Fair Interval Scheduling of Indivisible Chores
This work addresses the problem of fair and efficient scheduling of chores under real-world time constraints, offering polynomial-time algorithms for specific settings.
The paper studies fair scheduling of indivisible chores with time constraints, achieving EF1 and maximality for two agents with monotone valuations on interval graphs, and for multiple agents with identical valuations on path graphs. It also provides an algorithm for four or more agents with dichotomous valuations.

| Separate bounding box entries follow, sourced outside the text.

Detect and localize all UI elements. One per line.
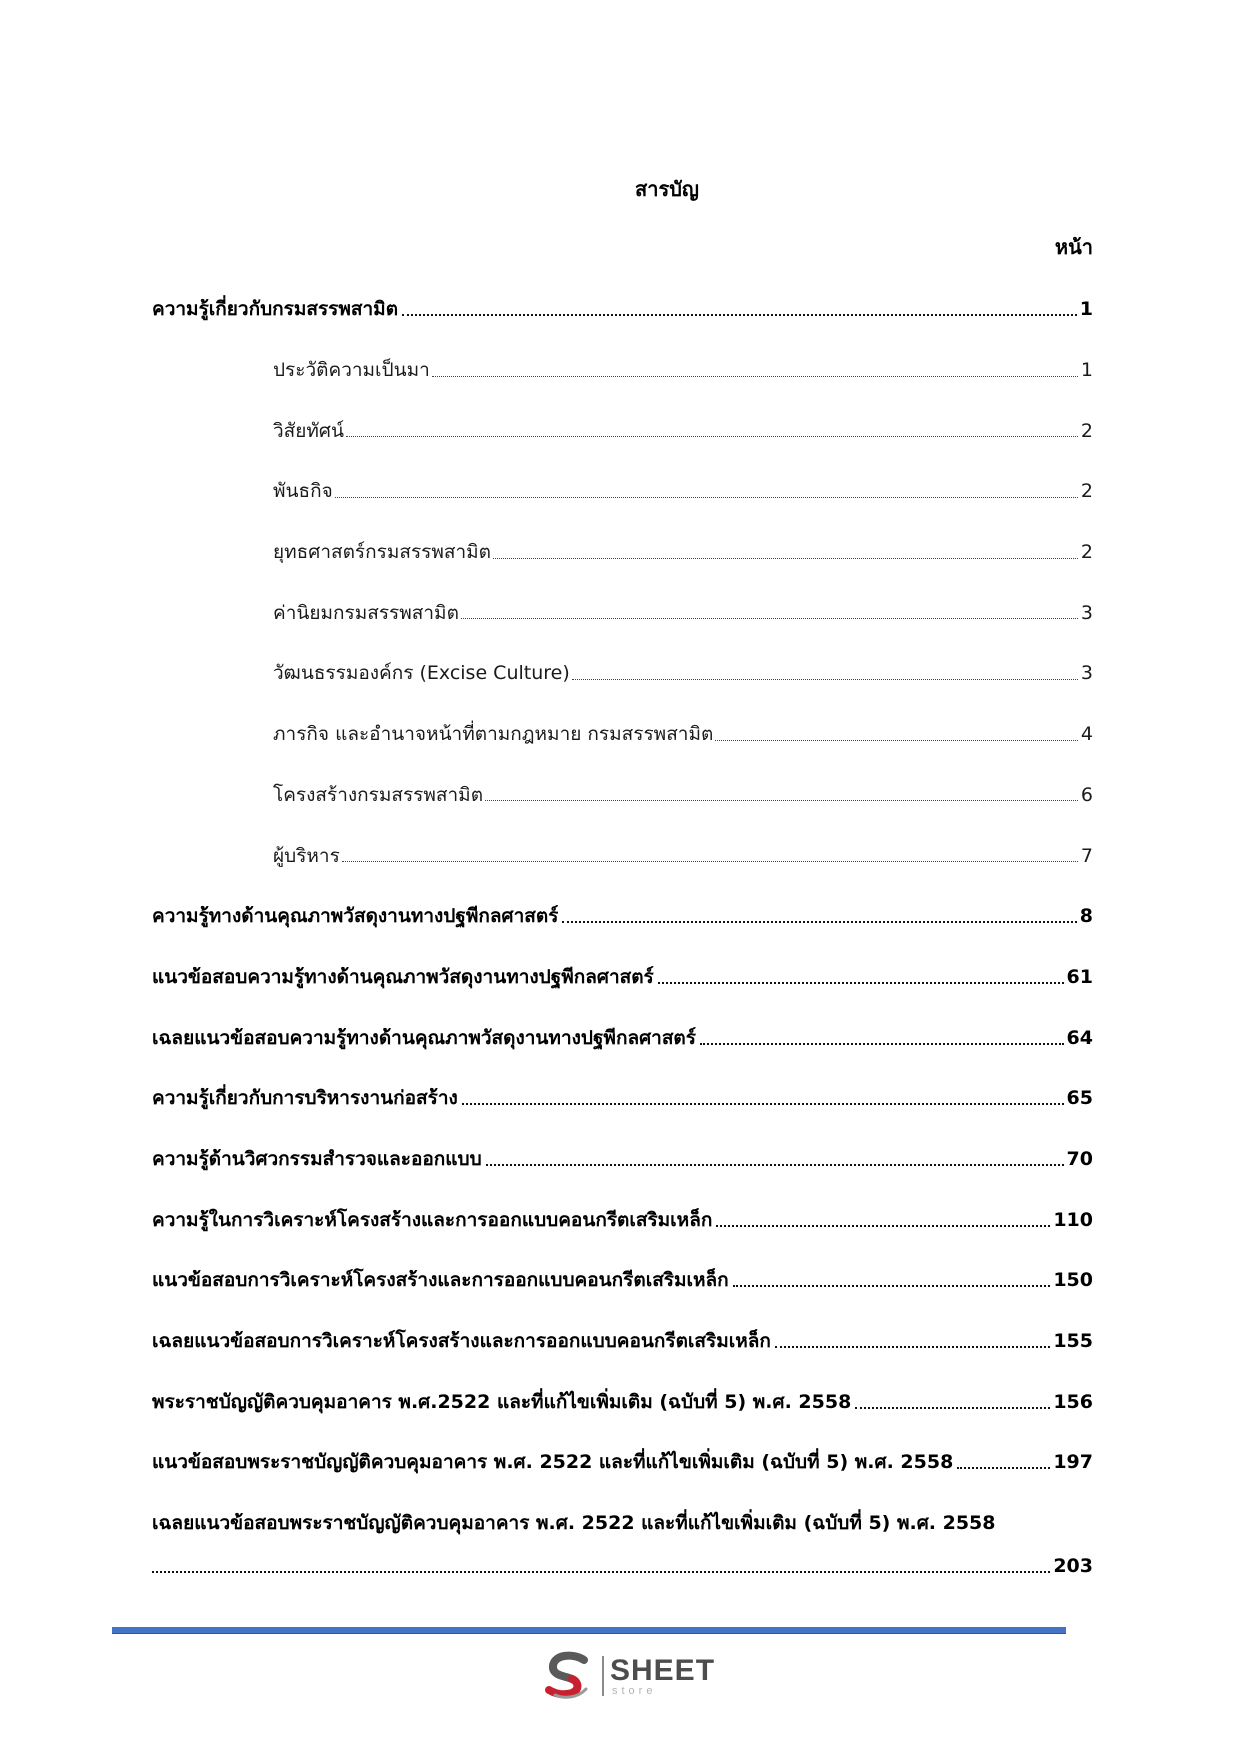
dot-leader bbox=[715, 728, 1078, 741]
toc-entry-label: ความรู้เกี่ยวกับกรมสรรพสามิต bbox=[152, 298, 399, 321]
dot-leader bbox=[733, 1273, 1051, 1287]
dot-leader bbox=[716, 1213, 1050, 1227]
toc-entry-page: 3 bbox=[1080, 662, 1093, 685]
table-of-contents bbox=[152, 279, 1093, 1579]
toc-entry-page: 1 bbox=[1080, 359, 1093, 382]
toc-entry-label: ความรู้ในการวิเคราะห์โครงสร้างและการออกแบบคอนกรีตเสริมเหล็ก bbox=[152, 1208, 713, 1231]
toc-subentry bbox=[152, 461, 1093, 522]
dot-leader bbox=[486, 1152, 1064, 1166]
toc-subentry bbox=[152, 340, 1093, 401]
toc-entry bbox=[152, 1311, 1093, 1372]
dot-leader bbox=[485, 788, 1078, 801]
page-title: สารบัญ bbox=[635, 177, 699, 201]
dot-leader bbox=[152, 1559, 1050, 1573]
toc-entry-page: 61 bbox=[1066, 965, 1093, 988]
toc-entry-page: 65 bbox=[1066, 1087, 1093, 1110]
logo-divider bbox=[602, 1656, 604, 1696]
dot-leader bbox=[335, 485, 1078, 498]
toc-subentry bbox=[152, 582, 1093, 643]
toc-entry-page: 64 bbox=[1066, 1026, 1093, 1049]
toc-entry-page: 2 bbox=[1080, 480, 1093, 503]
dot-leader bbox=[432, 364, 1078, 377]
toc-entry-page: 3 bbox=[1080, 601, 1093, 624]
toc-entry-page: 8 bbox=[1079, 905, 1093, 928]
toc-entry-label: เฉลยแนวข้อสอบความรู้ทางด้านคุณภาพวัสดุงานทางปฐพีกลศาสตร์ bbox=[152, 1026, 696, 1049]
dot-leader bbox=[562, 909, 1076, 923]
dot-leader bbox=[493, 546, 1078, 559]
toc-entry-label: ผู้บริหาร bbox=[273, 844, 340, 867]
dot-leader bbox=[462, 1091, 1064, 1105]
toc-entry bbox=[152, 1371, 1093, 1432]
toc-entry-label: วิสัยทัศน์ bbox=[273, 419, 344, 442]
dot-leader bbox=[346, 424, 1078, 437]
dot-leader bbox=[855, 1395, 1050, 1409]
toc-entry-page: 197 bbox=[1053, 1451, 1093, 1474]
toc-entry-page: 2 bbox=[1080, 419, 1093, 442]
toc-entry-label: ความรู้เกี่ยวกับการบริหารงานก่อสร้าง bbox=[152, 1087, 458, 1110]
footer-divider bbox=[112, 1627, 1066, 1634]
dot-leader bbox=[572, 667, 1078, 680]
toc-entry-page: 203 bbox=[1053, 1555, 1093, 1578]
dot-leader bbox=[957, 1455, 1050, 1469]
toc-entry-second-line bbox=[152, 1553, 1093, 1579]
toc-entry-label: เฉลยแนวข้อสอบการวิเคราะห์โครงสร้างและการออกแบบคอนกรีตเสริมเหล็ก bbox=[152, 1330, 771, 1353]
toc-entry-label: ภารกิจ และอำนาจหน้าที่ตามกฎหมาย กรมสรรพสามิต bbox=[273, 723, 714, 746]
toc-entry-page: 155 bbox=[1053, 1330, 1093, 1353]
toc-entry bbox=[152, 1068, 1093, 1129]
dot-leader bbox=[775, 1334, 1050, 1348]
toc-entry bbox=[152, 947, 1093, 1008]
toc-entry-page: 2 bbox=[1080, 541, 1093, 564]
dot-leader bbox=[342, 849, 1078, 862]
toc-entry bbox=[152, 1189, 1093, 1250]
toc-entry-label: วัฒนธรรมองค์กร (Excise Culture) bbox=[273, 662, 570, 685]
toc-entry bbox=[152, 1007, 1093, 1068]
toc-entry-page: 4 bbox=[1080, 723, 1093, 746]
toc-subentry bbox=[152, 643, 1093, 704]
toc-entry bbox=[152, 1250, 1093, 1311]
toc-entry-first-line bbox=[152, 1493, 1093, 1554]
toc-entry-label: แนวข้อสอบความรู้ทางด้านคุณภาพวัสดุงานทางปฐพีกลศาสตร์ bbox=[152, 965, 654, 988]
dot-leader bbox=[402, 302, 1077, 316]
toc-entry-page: 7 bbox=[1080, 844, 1093, 867]
toc-entry-label: ความรู้ทางด้านคุณภาพวัสดุงานทางปฐพีกลศาสตร์ bbox=[152, 905, 559, 928]
toc-entry-label: พระราชบัญญัติควบคุมอาคาร พ.ศ.2522 และที่แก้ไขเพิ่มเติม (ฉบับที่ 5) พ.ศ. 2558 bbox=[152, 1390, 852, 1413]
dot-leader bbox=[700, 1031, 1064, 1045]
logo-subtext: store bbox=[612, 1684, 657, 1697]
page-column-header: หน้า bbox=[1054, 235, 1093, 259]
toc-entry bbox=[152, 886, 1093, 947]
toc-entry bbox=[152, 279, 1093, 340]
toc-entry-page: 1 bbox=[1079, 298, 1093, 321]
toc-entry-label: โครงสร้างกรมสรรพสามิต bbox=[273, 783, 484, 806]
toc-entry-label: ยุทธศาสตร์กรมสรรพสามิต bbox=[273, 541, 492, 564]
logo-wordmark bbox=[610, 1653, 716, 1697]
toc-entry-page: 6 bbox=[1080, 783, 1093, 806]
dot-leader bbox=[461, 606, 1078, 619]
s-logo-icon bbox=[540, 1651, 598, 1701]
toc-entry-label: แนวข้อสอบการวิเคราะห์โครงสร้างและการออกแบบคอนกรีตเสริมเหล็ก bbox=[152, 1269, 729, 1292]
toc-entry-label: เฉลยแนวข้อสอบพระราชบัญญัติควบคุมอาคาร พ.ศ. 2522 และที่แก้ไขเพิ่มเติม (ฉบับที่ 5) พ.ศ. 2558 bbox=[152, 1512, 996, 1535]
toc-entry-label: ประวัติความเป็นมา bbox=[273, 359, 430, 382]
toc-subentry bbox=[152, 825, 1093, 886]
toc-entry-label: แนวข้อสอบพระราชบัญญัติควบคุมอาคาร พ.ศ. 2522 และที่แก้ไขเพิ่มเติม (ฉบับที่ 5) พ.ศ. 2558 bbox=[152, 1451, 954, 1474]
toc-subentry bbox=[152, 704, 1093, 765]
toc-subentry bbox=[152, 400, 1093, 461]
toc-entry bbox=[152, 1432, 1093, 1493]
toc-entry-page: 156 bbox=[1053, 1390, 1093, 1413]
toc-entry bbox=[152, 1493, 1093, 1580]
toc-entry-page: 110 bbox=[1053, 1208, 1093, 1231]
toc-subentry bbox=[152, 765, 1093, 826]
toc-entry bbox=[152, 1129, 1093, 1190]
dot-leader bbox=[658, 970, 1064, 984]
toc-entry-page: 70 bbox=[1066, 1147, 1093, 1170]
toc-entry-label: ค่านิยมกรมสรรพสามิต bbox=[273, 601, 459, 624]
logo-text: SHEET bbox=[610, 1653, 716, 1687]
sheet-store-logo bbox=[540, 1650, 730, 1702]
toc-entry-label: พันธกิจ bbox=[273, 480, 333, 503]
toc-subentry bbox=[152, 522, 1093, 583]
toc-entry-page: 150 bbox=[1053, 1269, 1093, 1292]
toc-entry-label: ความรู้ด้านวิศวกรรมสำรวจและออกแบบ bbox=[152, 1147, 482, 1170]
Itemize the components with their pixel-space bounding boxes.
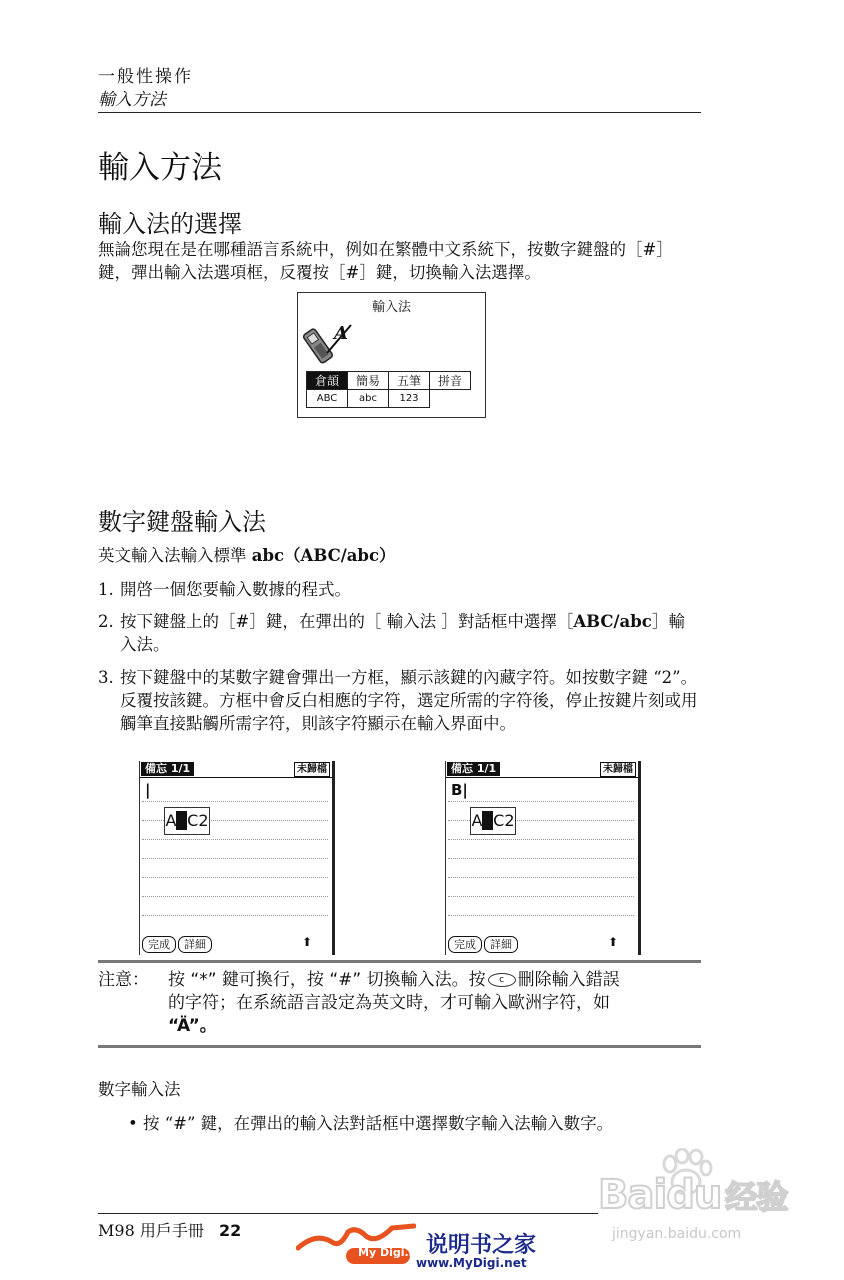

We study the problem of fairly assigning a set of discrete tasks (or chores) among a set of agents with additive valuations. Each chore is associated with a start and finish time, and each agent can perform at most one chore at any given time. The goal is to find a fair and efficient schedule of the chores, where fairness pertains to satisfying envy-freeness up to one chore (EF1) and efficiency pertains to maximality (i.e., no unallocated chore can be feasibly assigned to any agent). Our main result is a polynomial-time algorithm for computing an EF1 and maximal schedule for two agents under monotone valuations when the conflict constraints constitute an arbitrary interval graph. The algorithm uses a coloring technique in interval graphs that may be of independent interest. For an arbitrary number of agents with identical additive valuations, we show the existence of an EF1 and maximal schedule when the constraints constitute a path graph. This result uses a reduction to the ``cycle-plus-triangles'' theorem. Using different techniques, we provide an efficient algorithm for finding such a schedule when there are four or more agents and the valuations are further assumed to be dichotomous. We also show that stronger fairness and efficiency properties, including envy-freeness up to any chore (EFX) along with maximality and EF1 along with Pareto optimality, cannot be achieved.